Gang de Biches Numéro 2 - Novembre/Décembre 2018 | Página 24
24
POUM CHAK
- Comportements et musique : tu connais la chanson ? -
L a the ori e d u
g e nre (m u si c a l )
Définir concrètement un genre musical paraît le
plus souvent impossible, quand bien même chacun
d’entre nous semblerait savoir ce qu’il signifie. Quand
mes amis se sont mis à écouter du « garage », je ne
pouvais pas m’empêcher d’imaginer les musiciens
enregistrer leur album à côté de leur bagnole et
de leur table de bricolage. Puis, ils me parlèrent de
« noise », de « cold-wave » et de « math rock » ;
tout cela pouvait me suggérer plus de bruit, une
température sonore particulière ou une production
logique pour les fadas de calculs. Je me suis aperçu
par la suite que j’avais presque saisi l’idée, tout en
étant très loin du compte. Maintenant, je fais comme
tout le monde : je décris, par métonymie, les styles
de musique selon les groupes et les chanteurs qui
les composent. Le punk californien ? Si tu te souviens
d’Offspring et de Green Day, alors tu connais.
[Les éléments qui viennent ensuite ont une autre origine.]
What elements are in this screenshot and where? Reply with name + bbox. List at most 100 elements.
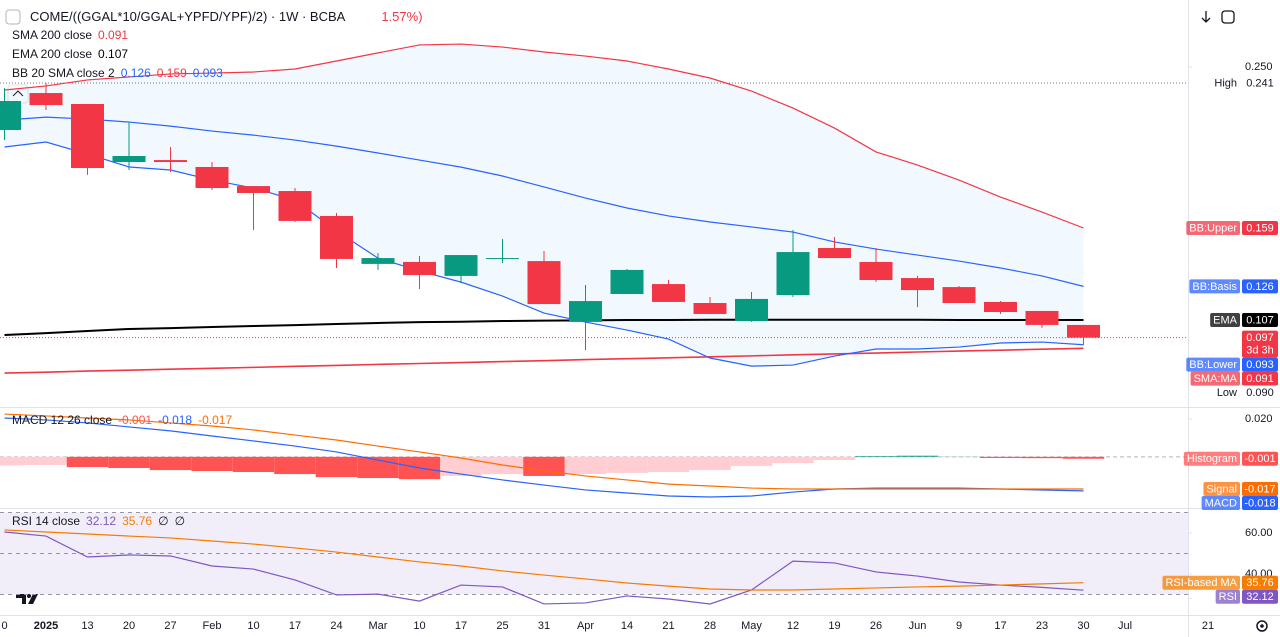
x-tick-label: 13 — [81, 620, 93, 632]
download-button[interactable] — [1201, 11, 1211, 23]
candle-body — [901, 278, 934, 291]
price-tag-value: 0.090 — [1246, 387, 1274, 399]
x-tick-label: Jul — [1118, 620, 1132, 632]
price-tag-name-box — [1162, 575, 1240, 590]
x-tick-label: 17 — [455, 620, 467, 632]
price-tag-value-box — [1242, 371, 1278, 386]
price-tag-name: RSI-based MA — [1165, 577, 1237, 589]
histogram-bar — [274, 456, 316, 475]
price-tag-name: BB:Upper — [1189, 222, 1237, 234]
histogram-bar — [440, 456, 482, 476]
histogram-bar — [689, 456, 731, 471]
candle-body — [29, 93, 63, 106]
price-tag-name: EMA — [1213, 314, 1238, 326]
price-tag-value: 35.76 — [1246, 577, 1274, 589]
price-tag-value: 0.091 — [1246, 373, 1274, 385]
candle-body — [237, 186, 270, 193]
price-tag-value-box — [1242, 312, 1278, 327]
x-tick-label: 17 — [994, 620, 1006, 632]
price-tag-value-box — [1242, 482, 1278, 497]
indicator-line — [4, 43, 1084, 229]
price-tag-value: 0.107 — [1246, 314, 1274, 326]
histogram-bar — [647, 456, 690, 472]
price-tag-value: 0.126 — [1246, 281, 1274, 293]
price-tag-value: 0.241 — [1246, 77, 1274, 89]
indicator-line — [4, 413, 1084, 490]
histogram-bar — [66, 456, 109, 468]
indicator-line — [4, 116, 1084, 287]
histogram-bar — [1062, 456, 1105, 459]
histogram-bar — [564, 456, 607, 475]
histogram-bar — [315, 456, 358, 478]
x-tick-label: May — [741, 620, 762, 632]
price-tag-name-box — [1186, 357, 1240, 372]
x-tick-label: 0 — [1, 620, 7, 632]
candle-body — [652, 284, 685, 302]
price-tag-value-box — [1242, 575, 1278, 590]
price-tag-value-box — [1242, 75, 1278, 90]
candle-body — [195, 166, 229, 189]
price-tag-value: 32.12 — [1246, 591, 1274, 603]
candle-body — [818, 247, 851, 259]
x-tick-label: Mar — [369, 620, 388, 632]
price-tag-value: -0.001 — [1244, 453, 1275, 465]
x-tick-label: 25 — [496, 620, 508, 632]
price-tag-name-box — [1189, 279, 1240, 294]
histogram-bar — [149, 456, 192, 471]
price-tag-value: 0.159 — [1246, 222, 1274, 234]
price-tag-value: -0.017 — [1244, 483, 1275, 495]
candle-body — [320, 215, 353, 259]
x-tick-label: 10 — [413, 620, 425, 632]
bb-fill — [4, 44, 1084, 367]
indicator-line — [4, 529, 1084, 591]
x-tick-label: 26 — [870, 620, 882, 632]
candle-body — [610, 269, 644, 294]
price-tag-value-box — [1242, 220, 1278, 235]
price-tag-value-box — [1242, 496, 1278, 511]
price-tag-name-box — [1183, 451, 1240, 466]
histogram-bar — [772, 456, 814, 464]
price-tag-value-box — [1242, 357, 1278, 372]
candle-body — [569, 301, 602, 322]
indicator-line — [4, 347, 1084, 374]
histogram-bar — [0, 456, 26, 466]
x-tick-label: 17 — [289, 620, 301, 632]
price-tag-name: BB:Lower — [1189, 359, 1237, 371]
price-tag-value-box — [1242, 589, 1278, 604]
histogram-bar — [938, 456, 980, 457]
candle-body — [1025, 310, 1059, 325]
x-tick-label: 9 — [956, 620, 962, 632]
histogram-bar — [232, 456, 275, 472]
candle-body — [735, 298, 768, 322]
x-tick-label: 28 — [704, 620, 716, 632]
x-tick-label: 31 — [538, 620, 550, 632]
price-tag-name-box — [1215, 589, 1240, 604]
price-tag-value-box — [1242, 451, 1278, 466]
price-tag-name: High — [1214, 77, 1237, 89]
x-tick-label: 23 — [1036, 620, 1048, 632]
candle-body — [112, 156, 146, 163]
x-tick-label: 24 — [330, 620, 342, 632]
refresh-button[interactable] — [1221, 10, 1235, 24]
candle-body — [859, 261, 893, 281]
price-tag-name: Signal — [1206, 483, 1237, 495]
price-tag-value: -0.018 — [1244, 497, 1275, 509]
price-tag-value: 0.097 — [1246, 332, 1274, 344]
x-tick-label: 10 — [247, 620, 259, 632]
price-tag-name: Low — [1217, 387, 1237, 399]
histogram-bar — [606, 456, 648, 473]
x-tick-label: 21 — [662, 620, 674, 632]
price-tag-name: SMA:MA — [1194, 373, 1238, 385]
settings-button[interactable] — [1256, 620, 1268, 632]
candle-body — [154, 160, 187, 163]
indicator-line — [4, 141, 1084, 367]
plot-area — [0, 43, 1188, 605]
candle-body — [776, 252, 810, 296]
candle-body — [486, 258, 519, 260]
price-tag-name-box — [1210, 312, 1240, 327]
histogram-bar — [896, 455, 939, 457]
price-tag-name: BB:Basis — [1192, 281, 1237, 293]
histogram-bar — [108, 456, 150, 469]
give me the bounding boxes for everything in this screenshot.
Mais, par exemple, que puis-je dire de Renaud, lui
qui me fascine à nouveau ? Lors d’une conversation
avec un ami, on ne s’est pas entendus sur la
catégorie où le classer. Je parlais de « variété », il
parlait de « chanson française ». « C’est pas la même
chose ? » ai-je répliqué. « - Aaah… De toute façon,
je ne traîne pas dans ces rayons-là, à la FNAC. -
Mouais, moi non plus. » Alors, en mettant de côté
ces appellations fallacieuses, qui sont surtout le fait
d’un disquaire fainéant, à quelle galaxie peut-on
rattacher Renaud ? À celle des chansons révoltées ?
Des tubes d’anarchistes ? De la guinguette pour
loubards ? Ou peut-être fait-il aussi « partie du lot »,
chanteur indifférencié parmi tant d’autres.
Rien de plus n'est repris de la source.